O projeto foi desenvolvido pelas professoras Ana Letícia de Fiori, do curso de Ciências Sociais e do programa de pós-graduação em Artes Cênicas, e Camila Bylaardt Volker, à época do curso de Letras e atualmente servidora do Ministério das Mulheres. Elas e seis estudantes entrevistaram, por WhatsApp, mais de 50 mulheres e mães, coletando relatos sobre suas experiências de maternidade e vida.
O trabalho abordou, ainda, cuidados, trabalho, família, medos, esperanças e projetos afetados pela pandemia da covid-19 no Acre, originando um e-book (162 p.) lançado pela Editora da Ufac (Edufac) em 2025, disponível para leitura online e download gratuito.
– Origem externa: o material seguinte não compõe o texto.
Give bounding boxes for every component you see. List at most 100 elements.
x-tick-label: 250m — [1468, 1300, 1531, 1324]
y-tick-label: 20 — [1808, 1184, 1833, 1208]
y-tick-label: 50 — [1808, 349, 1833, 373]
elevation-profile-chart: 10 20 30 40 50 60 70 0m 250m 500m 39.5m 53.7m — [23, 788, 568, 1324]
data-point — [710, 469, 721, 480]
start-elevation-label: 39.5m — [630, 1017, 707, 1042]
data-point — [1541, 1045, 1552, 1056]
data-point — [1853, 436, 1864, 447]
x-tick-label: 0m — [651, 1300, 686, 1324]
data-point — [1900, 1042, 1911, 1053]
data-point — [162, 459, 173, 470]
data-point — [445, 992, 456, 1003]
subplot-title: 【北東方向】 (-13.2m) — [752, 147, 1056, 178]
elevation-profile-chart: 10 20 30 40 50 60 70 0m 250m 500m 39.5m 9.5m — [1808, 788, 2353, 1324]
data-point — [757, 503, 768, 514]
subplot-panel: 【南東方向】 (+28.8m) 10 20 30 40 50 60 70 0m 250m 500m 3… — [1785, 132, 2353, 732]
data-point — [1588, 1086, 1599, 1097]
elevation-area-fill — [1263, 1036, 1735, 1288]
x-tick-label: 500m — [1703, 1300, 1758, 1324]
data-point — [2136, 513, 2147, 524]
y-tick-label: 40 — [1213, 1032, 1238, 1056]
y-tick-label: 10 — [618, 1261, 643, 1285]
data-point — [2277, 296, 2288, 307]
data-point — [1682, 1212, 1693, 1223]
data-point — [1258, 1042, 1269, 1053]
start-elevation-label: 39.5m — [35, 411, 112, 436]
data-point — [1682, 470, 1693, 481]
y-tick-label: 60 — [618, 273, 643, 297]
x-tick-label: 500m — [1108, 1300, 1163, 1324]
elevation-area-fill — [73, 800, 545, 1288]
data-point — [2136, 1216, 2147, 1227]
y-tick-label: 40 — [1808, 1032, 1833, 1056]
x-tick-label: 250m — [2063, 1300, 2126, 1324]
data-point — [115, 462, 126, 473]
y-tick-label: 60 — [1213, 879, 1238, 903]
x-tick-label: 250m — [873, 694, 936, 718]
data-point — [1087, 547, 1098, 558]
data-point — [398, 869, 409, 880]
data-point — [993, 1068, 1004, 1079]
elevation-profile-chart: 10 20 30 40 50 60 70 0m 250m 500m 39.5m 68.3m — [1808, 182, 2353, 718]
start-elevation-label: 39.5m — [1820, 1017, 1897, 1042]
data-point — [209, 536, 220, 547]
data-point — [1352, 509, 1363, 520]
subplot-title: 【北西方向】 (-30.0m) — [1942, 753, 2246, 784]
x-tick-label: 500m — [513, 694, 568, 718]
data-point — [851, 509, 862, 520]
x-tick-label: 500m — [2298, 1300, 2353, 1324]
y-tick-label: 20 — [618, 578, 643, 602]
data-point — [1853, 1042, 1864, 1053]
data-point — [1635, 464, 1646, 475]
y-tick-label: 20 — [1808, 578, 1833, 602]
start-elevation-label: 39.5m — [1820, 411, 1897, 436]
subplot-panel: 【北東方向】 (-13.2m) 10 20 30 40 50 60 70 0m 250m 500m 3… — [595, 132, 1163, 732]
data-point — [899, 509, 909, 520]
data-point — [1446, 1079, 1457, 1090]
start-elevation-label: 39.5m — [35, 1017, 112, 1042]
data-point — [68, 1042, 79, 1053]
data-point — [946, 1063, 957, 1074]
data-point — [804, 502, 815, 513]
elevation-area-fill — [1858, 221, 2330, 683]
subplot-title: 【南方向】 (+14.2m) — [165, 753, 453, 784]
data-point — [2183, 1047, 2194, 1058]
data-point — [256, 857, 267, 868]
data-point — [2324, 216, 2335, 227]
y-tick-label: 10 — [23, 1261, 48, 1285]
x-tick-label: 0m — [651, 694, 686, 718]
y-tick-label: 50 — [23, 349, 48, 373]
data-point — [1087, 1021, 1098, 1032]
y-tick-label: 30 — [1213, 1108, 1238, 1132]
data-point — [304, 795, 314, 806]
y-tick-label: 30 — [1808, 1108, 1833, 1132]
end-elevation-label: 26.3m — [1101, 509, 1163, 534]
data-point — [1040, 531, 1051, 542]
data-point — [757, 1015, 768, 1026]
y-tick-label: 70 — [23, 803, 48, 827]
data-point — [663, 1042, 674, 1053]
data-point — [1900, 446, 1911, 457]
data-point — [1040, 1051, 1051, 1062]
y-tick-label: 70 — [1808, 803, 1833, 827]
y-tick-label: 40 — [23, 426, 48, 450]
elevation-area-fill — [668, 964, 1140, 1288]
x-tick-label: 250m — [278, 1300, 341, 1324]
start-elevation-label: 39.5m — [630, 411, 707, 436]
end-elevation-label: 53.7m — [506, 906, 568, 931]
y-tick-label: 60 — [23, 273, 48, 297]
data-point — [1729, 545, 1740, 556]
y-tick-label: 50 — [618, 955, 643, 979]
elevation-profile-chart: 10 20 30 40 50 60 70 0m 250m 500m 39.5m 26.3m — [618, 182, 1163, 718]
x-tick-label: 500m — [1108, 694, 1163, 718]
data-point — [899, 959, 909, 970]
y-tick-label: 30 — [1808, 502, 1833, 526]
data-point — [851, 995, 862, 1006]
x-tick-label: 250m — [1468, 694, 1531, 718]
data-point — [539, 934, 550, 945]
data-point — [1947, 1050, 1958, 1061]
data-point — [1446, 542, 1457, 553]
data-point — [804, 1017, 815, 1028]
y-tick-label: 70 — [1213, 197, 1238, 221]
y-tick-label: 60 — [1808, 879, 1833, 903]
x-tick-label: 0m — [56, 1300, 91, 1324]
Além disso, passou a integrar o Memorial Digital da Pandemia de Covid-19, como coleção.
Nessa quarta-feira, 27, as professoras Ana Letícia e Camila participaram, tratando dos relatos de maternidades, de mesa-redonda com os organizadores dos projetos Fala, Parente (PET Indígena, Unifap), a qual contou com depoimentos de indígenas do Amapá, Pará e Guiana Francesa.
A exposição levará a capitais brasileiras parte das coleções do Memorial da Pandemia de Covid-19, sediado no Rio de Janeiro e desenvolvido pela Ministério da Saúde, Organização Pan-Americana de Saúde, Centro Latino-Americano e do Caribe de Informação em Ciências da Saúde e Centro de Humanidades Digitais da Unicamp.